We are always neurocepting –  it is a survival response. When we perceive the environment we are in and the people we are with as safe, our nervous system can settle into our rest and digest and play modes. When we perceive danger, our nervous system responds by preparing our bodies to mobilise to protect ourselves (either fight or flee responses). If a life threat is perceived, we may go into a freeze response in order to survive. This is all automatic and we don’t choose how we respond.

Right now in this world of a global pandemic, it feels that there is always a slight element of danger. Someone described it to me as feeling like there is always a dark shadow in the room, but not knowing quite how dangerous this shadow is. I thought that was a perfect description.  

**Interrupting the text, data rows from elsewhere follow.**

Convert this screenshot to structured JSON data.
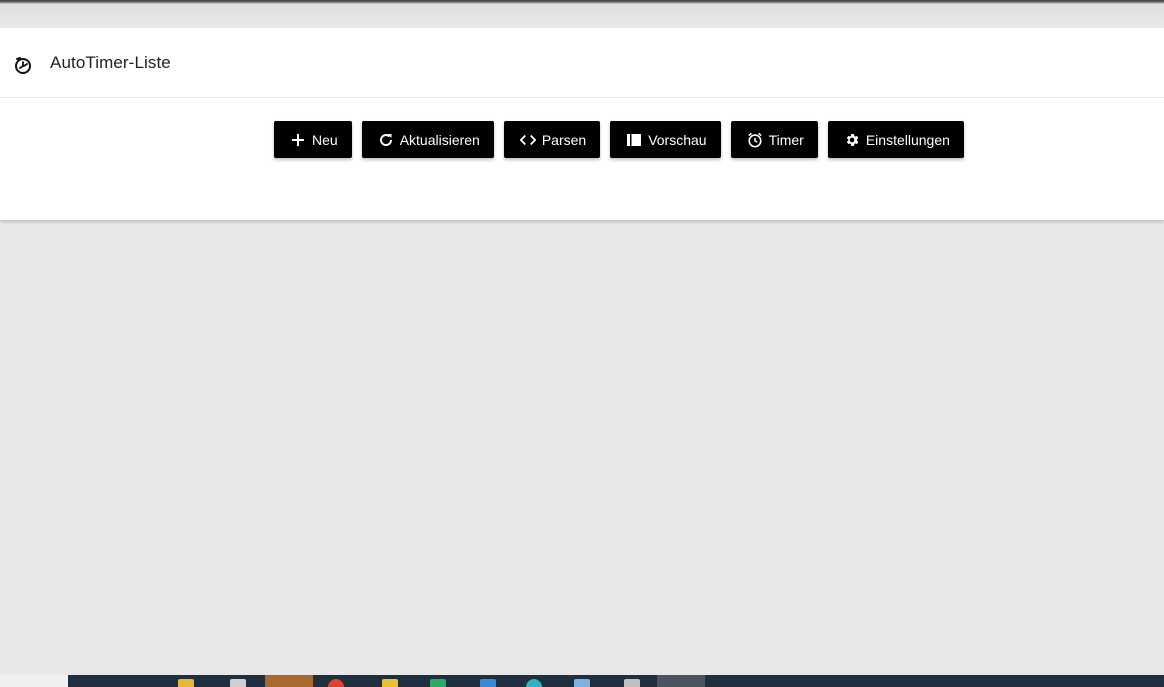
{
  "header": {
    "title": "AutoTimer-Liste",
    "icon": "autotimer-icon"
  },
  "toolbar": {
    "buttons": [
      {
        "label": "Neu",
        "icon": "plus-icon"
      },
      {
        "label": "Aktualisieren",
        "icon": "refresh-icon"
      },
      {
        "label": "Parsen",
        "icon": "code-icon"
      },
      {
        "label": "Vorschau",
        "icon": "preview-icon"
      },
      {
        "label": "Timer",
        "icon": "alarm-clock-icon"
      },
      {
        "label": "Einstellungen",
        "icon": "gear-icon"
      }
    ]
  },
  "colors": {
    "button_bg": "#000000",
    "button_text": "#ffffff",
    "page_bg": "#e8e8e8",
    "card_bg": "#ffffff",
    "taskbar_bg": "#1f2f3d"
  }
}
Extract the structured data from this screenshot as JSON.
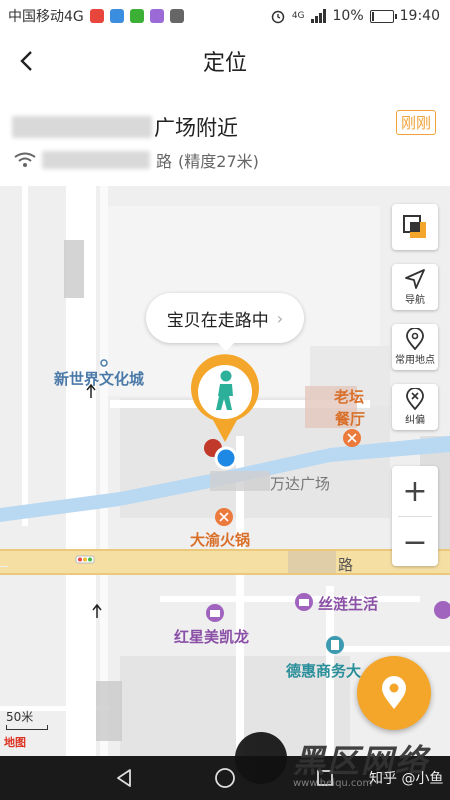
{
  "status_bar": {
    "carrier": "中国移动4G",
    "network": "4G",
    "battery": "10%",
    "battery_level": 0.1,
    "time": "19:40"
  },
  "header": {
    "title": "定位"
  },
  "location": {
    "address_visible": "广场附近",
    "badge": "刚刚",
    "street_visible": "路",
    "accuracy": "(精度27米)"
  },
  "map": {
    "bubble_text": "宝贝在走路中",
    "labels": {
      "new_world": "新世界文化城",
      "laotan_1": "老坛",
      "laotan_2": "餐厅",
      "wanda": "万达广场",
      "dayu": "大渝火锅",
      "road": "路",
      "silian": "丝涟生活",
      "hongxing": "红星美凯龙",
      "dehui": "德惠商务大"
    },
    "controls": {
      "nav": "导航",
      "common": "常用地点",
      "correct": "纠偏"
    },
    "zoom_in": "+",
    "zoom_out": "−",
    "scale": "50米",
    "map_logo": "地图"
  },
  "watermark": {
    "big_text": "黑区网络",
    "url": "www.heiqu.com",
    "credit": "知乎 @小鱼"
  },
  "colors": {
    "accent": "#f4a62a",
    "badge": "#f0a33a",
    "child_icon": "#2db09a",
    "location_dot": "#1e88e5"
  }
}
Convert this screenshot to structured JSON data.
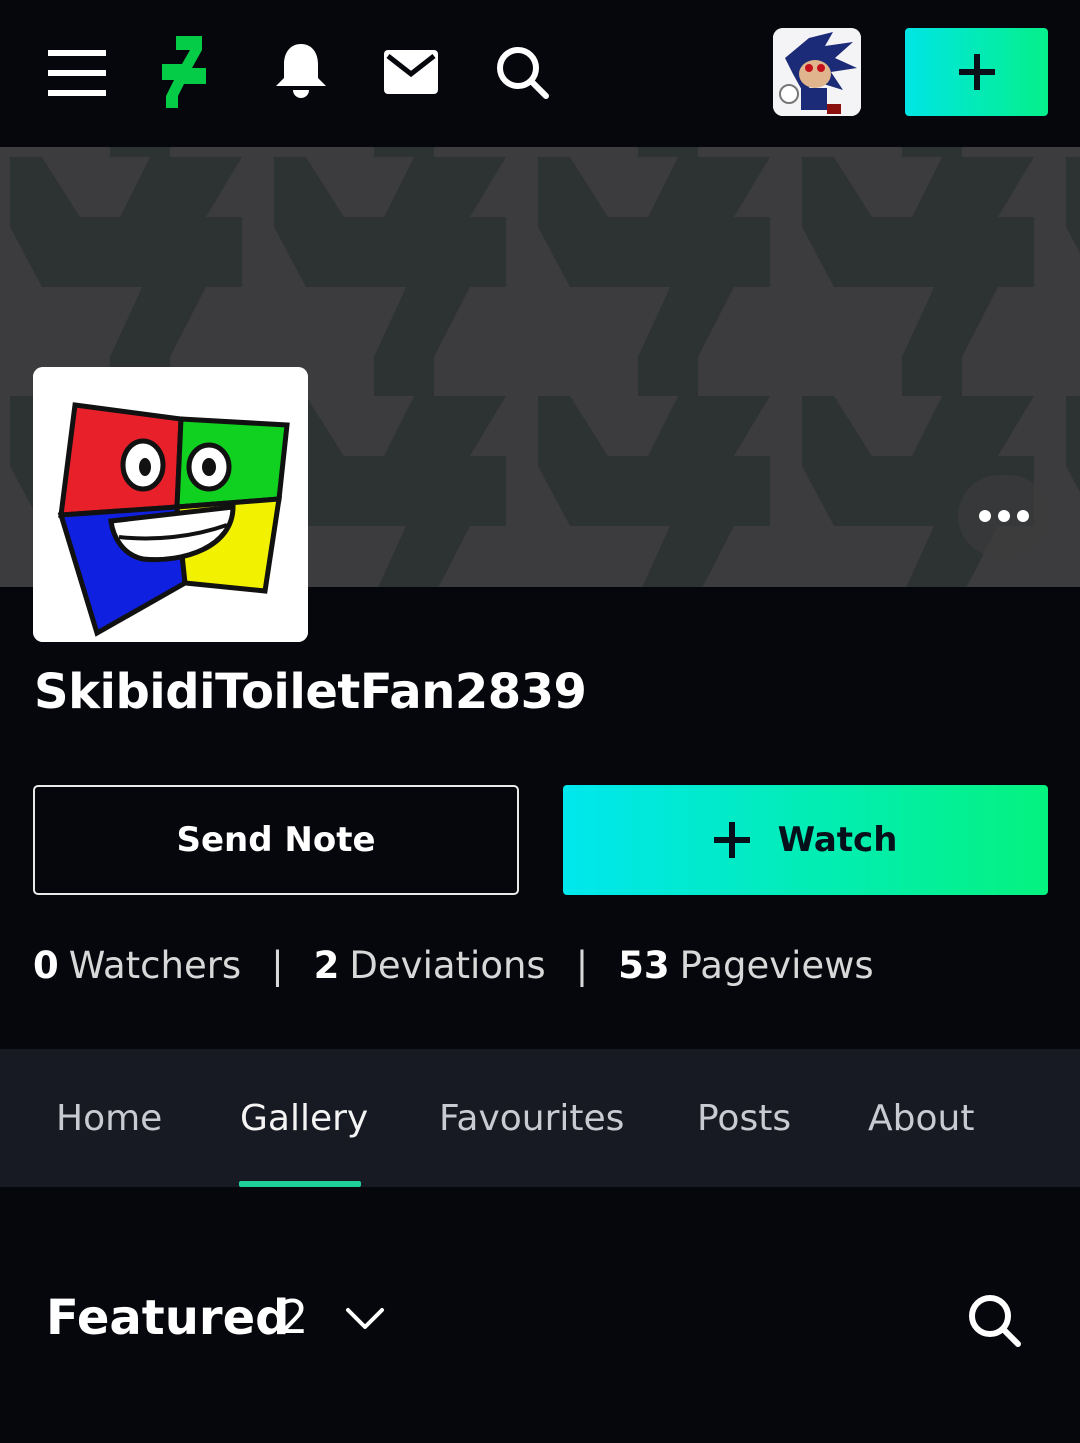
{
  "header": {
    "menu_icon": "hamburger-menu-icon",
    "logo_icon": "deviantart-logo-icon",
    "notifications_icon": "bell-icon",
    "messages_icon": "mail-icon",
    "search_icon": "search-icon",
    "submit_icon": "plus-icon",
    "avatar_alt": "user avatar"
  },
  "profile": {
    "username": "SkibidiToiletFan2839",
    "send_note_label": "Send Note",
    "watch_label": "Watch",
    "more_icon": "more-horizontal-icon"
  },
  "stats": {
    "watchers_count": "0",
    "watchers_label": "Watchers",
    "deviations_count": "2",
    "deviations_label": "Deviations",
    "pageviews_count": "53",
    "pageviews_label": "Pageviews",
    "separator": "|"
  },
  "tabs": [
    {
      "label": "Home",
      "active": false
    },
    {
      "label": "Gallery",
      "active": true
    },
    {
      "label": "Favourites",
      "active": false
    },
    {
      "label": "Posts",
      "active": false
    },
    {
      "label": "About",
      "active": false
    }
  ],
  "featured": {
    "title": "Featured",
    "count": "2"
  },
  "colors": {
    "background": "#06070d",
    "accent_gradient_start": "#00e5e5",
    "accent_gradient_end": "#05f08a",
    "tab_underline": "#1fcf9a",
    "tab_bar": "#171a22",
    "banner": "#3c3c3e"
  }
}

What this means is that our neurocepting is telling us that the environment is not safe. And to be perfectly honest, its not! So how do we operate so that we are not constantly in that heightened nervous system ready to respond to danger or life-threat?

We can find comfort wherever we are. We can rewire the brain to find comfort and ease which allows the nervous system to settle – no matter what is happening around us.

Ways we can do this include:

  • ritualise the creation of a home sanctuary when doing your yoga, meditation or breathing practices (or any self care practices). Light a candle, shut the door, burn some sage, put your favourite music on – create this home sanctuary for you. Create a safe space for your time with you.

  • Find resources that comfort you eg when you enter a space, take the time to orient yourself to the space and place by sitting and looking around you. Really look around you. Find something pleasing to the eye and note how it feels inside as you look at this object/ view.  This is external resourcing.

  • Use an Inner Resource – remember a time when you felt comfortable or at ease,  and use the senses to bring felt sense of being in that place alive.  What could you smell there? What did you see? Feel on your skin? Hear? Taste? And note where you felt this in your body and know you can return here at any time using the memory to invoke the feeling in your body.

  • Soothing touch – place your hands on a part of your body that invokes tenderness and kindness. And note what this feels like as you do so, the “felt-sense” of being soothed.

  • Simply always try to move towards comfort in whatever you are doing. Every time we move towards comfort first NOTICE, then NAME it and then NOTE it (noticing and naming and noting what it is we are doing to move towards comfort) and then we are rewiring the nervous system to find comfort rather than danger (based on the work of Amber Gray).

Sandra Palmer

Making yoga accessible – for every “body”, everywhere – no matter what physical or mental issues you are struggling with, no matter where you live, how mobile you are in your body.